DIGITAL LIBRARY
USING LEARNING ANALYTICS IN A NEXT GENERATION DIGITAL LEARNING ENVIRONMENT TO TRANSITION FROM FACE-TO-FACE TO REMOTE LEARNING DURING THE CORONAVIRUS CRISIS
1 Sapienza University of Rome (ITALY)
2 Tel Aviv University (ISRAEL)
3 National Technical University of Athens (GREECE)
4 Unitelma Sapienza University of Rome (ITALY)
About this paper:
Appears in: ICERI2020 Proceedings
Publication year: 2020
Pages: 6257-6265
ISBN: 978-84-09-24232-0
ISSN: 2340-1095
doi: 10.21125/iceri.2020.1345
Conference name: 13th annual International Conference of Education, Research and Innovation
Dates: 9-10 November, 2020
Location: Online Conference
Abstract:
The scope of this paper will include the use of Learning Analytics in a Next Generation Digital Learning Environment (NGDLE) and will describe a working pan-European NGDLE created in the recent Up2University (Up2U) Horizon 2020 project to help high school students transition to university. From 2018, this modularly designed NGDLE has been used in secondary education in many pilot countries. In this study, the Up2U NGDLE was adapted for use in an intensive postgraduate course which shifted online in response to the emergency situation resulting from the general lockdown in Italy in March 2020.The central purpose of our presentation is to show how Learning Analytics and Up2U NGDLE helped the professor who taught this course to adapt his teaching to this sudden shift to an online learning environment.

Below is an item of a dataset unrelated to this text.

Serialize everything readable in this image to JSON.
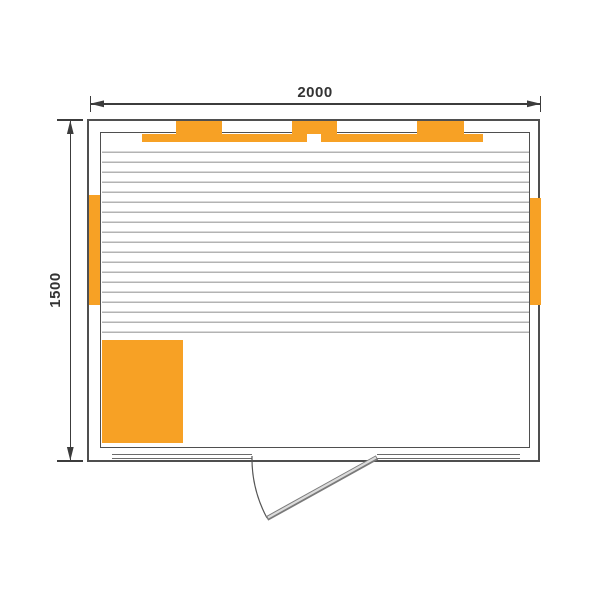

A sample of 25 students who were attending their first year of a 2-year long MA course participated in this online course which was based on 5 lessons in 2 weeks. Each lesson was 4 hours long, based on two parts - first part was based on a webinar-style traditional approach followed by a second 2-hour part based on a PBL approach, using a Moodle-based environment as the main virtual support. In the second part of each lesson, students switched to another platform (CommonSpaces) hosted in the same NGDLE to do their PBL activities. This approach allowed students to exploit one important aspect of the NGDLE principle: the Learning Analytics system as the common base for all tools hosted in the environment. In our presentation, we will show how the Up2U platform gives teachers the opportunity to test and track students’ use of Moodle-based tools as well as CommonSpaces via Learning Locker, a system capable of collecting data from xApi-abled tools as well as from a more traditional data provider like Matomo (Abbey, 2016).

Learning Analytics are seen as an important tool to support effective self-regulated study (Schumacher & Ifenthaler, 2018) and their importance has been shown in asynchronous courses (Kim, Yoon, Jo, & Branch, 2018). This study will provide additional evidence of this by showing how the Up2U NGDLE generates Learning Analytics that can (1) help students to support self- regulated study and (2) teachers to track their students’ activities even in a synchronous online context that also manages to create a F2F atmosphere. Finally, we will show that a blended or hybrid approach to collecting Learning Data (Ellis, Han, & Pardo, 2017) represents a highly effective way to ensure that students remain active throughout the classes as well as collect student feedback that could inform and improve both the teaching and learning processes.

References:
[1] Abbey, D. (2016). Learning Locker on Github. Retrieved from https://github.com/LearningLocker/learninglocker/releases
[2] Ellis, R. A., Han, F., & Pardo, A. (2017). Improving learning analytics - Combining observational and self-report data on student learning. Educational Technology and Society, 20(3), 158–169.
[3] Kim, D., Yoon, M., Jo, I. H., & Branch, R. M. (2018). Learning analytics to support self-regulated learning in asynchronous online courses: A case study at a women’s university in South Korea. Computers and Education, 127, 233–251. https://doi.org/10.1016/j.compedu.2018.08.023
[4] Schumacher, C., & Ifenthaler, D. (2018). Features students really expect from learning analytics. Computers in Human Behavior, 78, 397–407. https://doi.org/10.1016/j.chb.2017.06.030
Keywords:
Learning Analytics, COVID-19 Coronavirus, Remote learning.